Trudy Scott, a nutrition specialist and writer, explains sensitivity to gluten does create symptoms within the body for many including depressions, phobias, anxieties, irritabilities’, as well as mood swings. This is primarily due to imbalances within the chemicals of the brain, more than expected in part to gluten intake.
Positive changes can also occur to those individuals reducing gluten in their daily diets. Once through the transition stage, individuals can experience the following: decreased depression, lessened anxiety, improved digestion, more energy, less bloating, decreased diarrhea, and weight loss. Some people will naturally lose excess weight by eliminating gluten from the diet.
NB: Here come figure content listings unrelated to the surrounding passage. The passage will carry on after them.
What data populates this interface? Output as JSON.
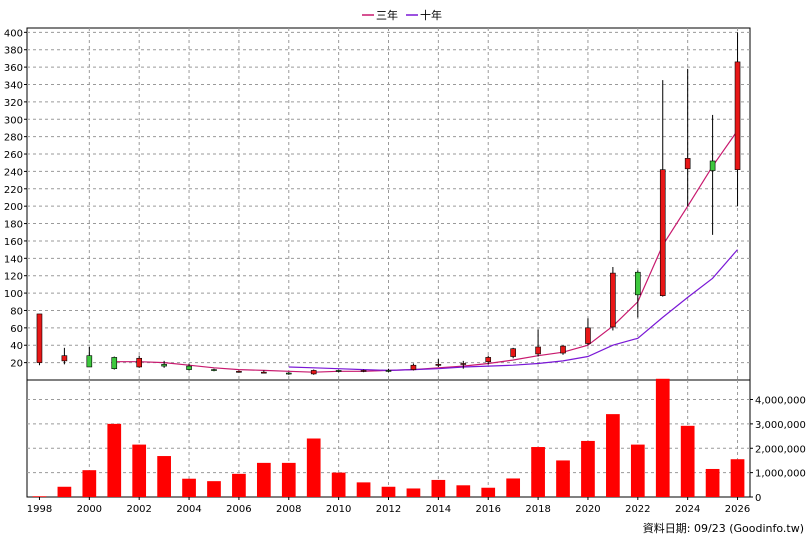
{
  "legend": [
    {
      "label": "三年",
      "color": "#c8196e"
    },
    {
      "label": "十年",
      "color": "#7a18d6"
    }
  ],
  "footer": "資料日期: 09/23 (Goodinfo.tw)",
  "chart_data": {
    "type": "candlestick+bar",
    "price_axis": {
      "min": 0,
      "max": 405,
      "ticks": [
        20,
        40,
        60,
        80,
        100,
        120,
        140,
        160,
        180,
        200,
        220,
        240,
        260,
        280,
        300,
        320,
        340,
        360,
        380,
        400
      ],
      "grid": true
    },
    "volume_axis": {
      "min": 0,
      "max": 4800000,
      "ticks": [
        0,
        1000000,
        2000000,
        3000000,
        4000000
      ],
      "tick_labels": [
        "0",
        "1,000,000",
        "2,000,000",
        "3,000,000",
        "4,000,000"
      ]
    },
    "x_axis": {
      "labels": [
        "1998",
        "2000",
        "2002",
        "2004",
        "2006",
        "2008",
        "2010",
        "2012",
        "2014",
        "2016",
        "2018",
        "2020",
        "2022",
        "2024",
        "2026"
      ]
    },
    "years": [
      1998,
      1999,
      2000,
      2001,
      2002,
      2003,
      2004,
      2005,
      2006,
      2007,
      2008,
      2009,
      2010,
      2011,
      2012,
      2013,
      2014,
      2015,
      2016,
      2017,
      2018,
      2019,
      2020,
      2021,
      2022,
      2023,
      2024,
      2025,
      2026
    ],
    "candles": [
      {
        "open": 20,
        "high": 76,
        "low": 17,
        "close": 76
      },
      {
        "open": 22,
        "high": 37,
        "low": 18,
        "close": 28
      },
      {
        "open": 28,
        "high": 38,
        "low": 15,
        "close": 15
      },
      {
        "open": 26,
        "high": 27,
        "low": 12,
        "close": 13
      },
      {
        "open": 15,
        "high": 28,
        "low": 14,
        "close": 25
      },
      {
        "open": 18,
        "high": 22,
        "low": 14,
        "close": 16
      },
      {
        "open": 16,
        "high": 19,
        "low": 11,
        "close": 12
      },
      {
        "open": 12,
        "high": 13,
        "low": 10,
        "close": 11
      },
      {
        "open": 10,
        "high": 11,
        "low": 9,
        "close": 10
      },
      {
        "open": 9,
        "high": 11,
        "low": 8,
        "close": 9
      },
      {
        "open": 8,
        "high": 9,
        "low": 6,
        "close": 7
      },
      {
        "open": 7,
        "high": 12,
        "low": 6,
        "close": 11
      },
      {
        "open": 11,
        "high": 12,
        "low": 9,
        "close": 10
      },
      {
        "open": 10,
        "high": 12,
        "low": 9,
        "close": 11
      },
      {
        "open": 11,
        "high": 13,
        "low": 9,
        "close": 10
      },
      {
        "open": 12,
        "high": 19,
        "low": 11,
        "close": 17
      },
      {
        "open": 18,
        "high": 24,
        "low": 15,
        "close": 18
      },
      {
        "open": 18,
        "high": 22,
        "low": 13,
        "close": 19
      },
      {
        "open": 21,
        "high": 28,
        "low": 18,
        "close": 26
      },
      {
        "open": 27,
        "high": 37,
        "low": 25,
        "close": 36
      },
      {
        "open": 30,
        "high": 58,
        "low": 27,
        "close": 38
      },
      {
        "open": 31,
        "high": 40,
        "low": 29,
        "close": 39
      },
      {
        "open": 42,
        "high": 71,
        "low": 40,
        "close": 60
      },
      {
        "open": 61,
        "high": 130,
        "low": 57,
        "close": 123
      },
      {
        "open": 124,
        "high": 126,
        "low": 72,
        "close": 98
      },
      {
        "open": 97,
        "high": 345,
        "low": 96,
        "close": 242
      },
      {
        "open": 243,
        "high": 358,
        "low": 200,
        "close": 255
      },
      {
        "open": 252,
        "high": 305,
        "low": 167,
        "close": 241
      },
      {
        "open": 242,
        "high": 400,
        "low": 200,
        "close": 366
      }
    ],
    "series": [
      {
        "name": "三年",
        "color": "#c8196e",
        "values": [
          null,
          null,
          null,
          21,
          21,
          20,
          17,
          14,
          12,
          11,
          10,
          9,
          10,
          10,
          11,
          12,
          14,
          16,
          19,
          23,
          28,
          32,
          40,
          62,
          90,
          155,
          200,
          246,
          287
        ]
      },
      {
        "name": "十年",
        "color": "#7a18d6",
        "values": [
          null,
          null,
          null,
          null,
          null,
          null,
          null,
          null,
          null,
          null,
          15,
          14,
          13,
          12,
          11,
          12,
          13,
          15,
          16,
          17,
          19,
          22,
          27,
          40,
          48,
          72,
          95,
          117,
          150
        ]
      }
    ],
    "volume": [
      30000,
      420000,
      1100000,
      3000000,
      2150000,
      1680000,
      750000,
      650000,
      950000,
      1400000,
      1400000,
      2400000,
      1000000,
      600000,
      420000,
      350000,
      700000,
      480000,
      380000,
      760000,
      2050000,
      1500000,
      2300000,
      3400000,
      2150000,
      4850000,
      2920000,
      1150000,
      1550000
    ],
    "colors": {
      "up": "#e81717",
      "down": "#3ec83e",
      "volume": "#ff0000"
    }
  }
}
The Alimentary Pharmacology and Theraputics found there is a relation in some individuals between gluten intake and a change in levels of cortisol as well as serotonin within the brain. Lower levels of serotonin is being seen in studies after the consumption of wheat. Serotonin is also known as the “happy chemical” in the body as it helps provide great feelings naturally.
Similarly, a decrease in inflammation within the intestines can provide huge positive results for the individual. Gut leakage can be prevented, auto immune issues deterred, and bowel diseases avoided for many simply by removing gluten from the individuals’ diet.